Brede: Da die Arbeitszeit knapper wird, plane ich Ställe so, dass Roboter die Reinigung übernehmen können. Dafür braucht man möglichst lange Abteile. Das lässt sich nur in Neubauten realisieren. Zudem würde ich den Futtertrog am Gang platzieren, da die Trogkontrolle und eine entsprechende Steuerung der Futtermenge für den Erfolg entscheidend ist.
Meyer: Der Trog gehört in der Tat an den Gang, da er täglich überwacht werden muss. Einige Ausrüster versuchen zusätzlich, auch das Ferkelnest dort zu platzieren. Das ist zwar arbeitswirtschaftlich optimal. Es besteht dadurch aber die große Gefahr, dass die erforderlichen Fluchträume ringsherum eingeschränkt und eher ungünstige quadratische Bauformen der Buchten entstehen. Daher würde ich das Nest an eine andere Stelle verlegen.
Mit welchen Investitionskosten muss man im Abferkelbereich derzeit kalkulieren?
Brede: Neubauten können schnell 15 000 €/Abferkelplatz kosten. Wenn In-frastrukturen wie Güllelager oder Fütterung bereits vorhanden sind, kann es etwas günstiger sein. Mit 12 500 €/Platz muss man meiner Erfahrung nach aber mindestens rechnen.
Und bei Umbauten?
Brede: Da ist es oft schwierig, überhaupt einen sinnvollen Plan zu erstellen, da das Entmistungssystem auch mit Beschäftigungs- und Nestbaumaterial funktionieren muss. Der Aufwand bleibt also nicht auf die Stallebene beschränkt, sondern Investitionen in das Güllesystem werden nötig. Das ist im bestehenden Gebäude teurer.
Meyer: Das ist ein ganz wesentlicher Punkt: Das Angebot von Nestbaumaterial ist in der Nutztierhaltungsverordnung festgeschrieben und nicht »nur« ein Vorschlag in den Ausführungshinweisen. Derzeit werden häufig Jutesäcke eingesetzt. Das ist aber eine vorübergehende Ausnahme, die das Gesetz vorsieht, so lange das Güllesystem in bestehenden Ställen mit Stroh nicht klarkommt. Nach Neu- bzw. Umbau muss das Haltungssystem mit Stroh in entsprechender Menge fertig werden.
Halten Sie Bewegungsbuchten für eine Übergangslösung hin zu Freilaufbuchten oder der Abferkelung in Gruppen?
Brede: Jede Bewegungsbucht ist auch eine Freilaufbucht, und es besteht kein Zwang, den Ferkelschutzkorb fünf Tage geschlossen zu halten.

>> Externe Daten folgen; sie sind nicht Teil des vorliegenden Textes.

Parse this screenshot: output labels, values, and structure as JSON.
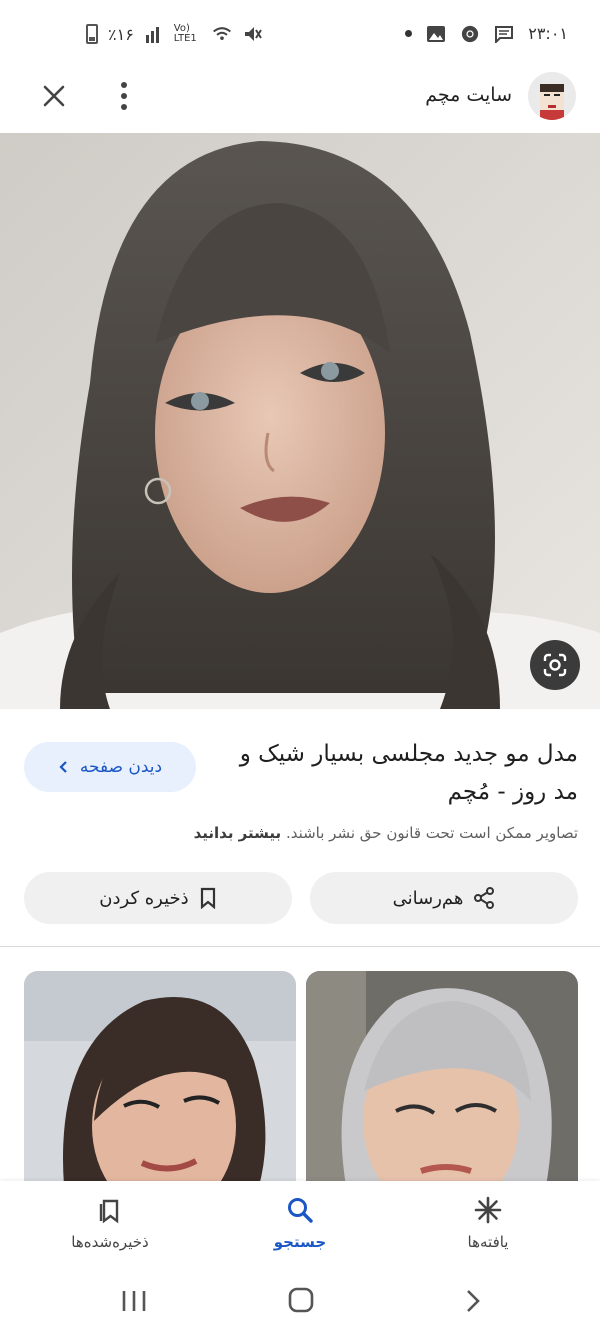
{
  "status_bar": {
    "time": "۲۳:۰۱",
    "battery": "٪۱۶",
    "network": "Vo) LTE1"
  },
  "header": {
    "site_name": "سایت مچم",
    "close_icon": "close-icon",
    "more_icon": "more-vert-icon"
  },
  "result": {
    "title": "مدل مو جدید مجلسی بسیار شیک و مد روز - مُچم",
    "visit_label": "دیدن صفحه",
    "copyright_text": "تصاویر ممکن است تحت قانون حق نشر باشند.",
    "learn_more": "بیشتر بدانید",
    "share_label": "هم‌رسانی",
    "save_label": "ذخیره کردن"
  },
  "bottom_nav": {
    "finds_label": "یافته‌ها",
    "search_label": "جستجو",
    "saved_label": "ذخیره‌شده‌ها"
  },
  "colors": {
    "accent": "#1a56c4",
    "visit_bg": "#e8f0fe",
    "pill_bg": "#f0f0f0"
  }
}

Der Korb ist aber entscheidend für den Arbeitsschutz. Freilaufbuchten ohne Fixiermöglichkeit sehe ich daher nicht als Zukunftsmodell.

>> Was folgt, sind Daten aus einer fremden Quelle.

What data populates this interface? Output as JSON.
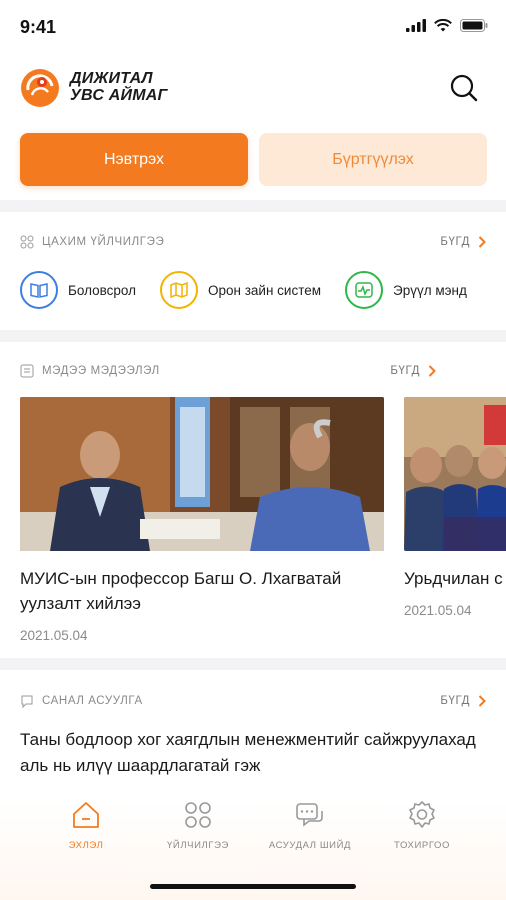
{
  "status": {
    "time": "9:41"
  },
  "header": {
    "logo_line1": "ДИЖИТАЛ",
    "logo_line2": "УВС АЙМАГ",
    "search_icon": "search-icon"
  },
  "auth": {
    "login_label": "Нэвтрэх",
    "register_label": "Бүртгүүлэх"
  },
  "services_section": {
    "title": "ЦАХИМ ҮЙЛЧИЛГЭЭ",
    "see_all": "БҮГД",
    "items": [
      {
        "label": "Боловсрол",
        "icon": "book-icon",
        "color": "#3d7fe0"
      },
      {
        "label": "Орон зайн систем",
        "icon": "map-icon",
        "color": "#f2b400"
      },
      {
        "label": "Эрүүл мэнд",
        "icon": "health-icon",
        "color": "#2fb84a"
      }
    ]
  },
  "news_section": {
    "title": "МЭДЭЭ МЭДЭЭЛЭЛ",
    "see_all": "БҮГД",
    "items": [
      {
        "title": "МУИС-ын профессор Багш О. Лхагватай уулзалт хийлээ",
        "date": "2021.05.04"
      },
      {
        "title": "Урьдчилан с шинжилгээ, с",
        "date": "2021.05.04"
      }
    ]
  },
  "poll_section": {
    "title": "САНАЛ АСУУЛГА",
    "see_all": "БҮГД",
    "question": "Таны бодлоор хог хаягдлын менежментийг сайжруулахад аль нь илүү шаардлагатай гэж"
  },
  "tabbar": {
    "items": [
      {
        "label": "ЭХЛЭЛ",
        "icon": "home-icon",
        "active": true
      },
      {
        "label": "ҮЙЛЧИЛГЭЭ",
        "icon": "services-grid-icon",
        "active": false
      },
      {
        "label": "АСУУДАЛ ШИЙД",
        "icon": "chat-icon",
        "active": false
      },
      {
        "label": "ТОХИРГОО",
        "icon": "settings-icon",
        "active": false
      }
    ]
  },
  "colors": {
    "accent": "#f47a20",
    "accent_light": "#fde9d6"
  }
}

Meyer: Zudem wissen wir, dass Bewegungsbuchten den Sauen einen Mehrwert bieten. Sie nutzen die Freiheit, nehmen mehr Übergangshaltungen ein und sind aufmerksamer. Der Platzbedarf für eine solche Bucht ist durch die aktuellen Vorgaben einigermaßen klar. Daran hapert es allerdings bei anderen Haltungsverfahren. Insbesondere das Gruppensäugen erfordert definitiv noch mehr Platz.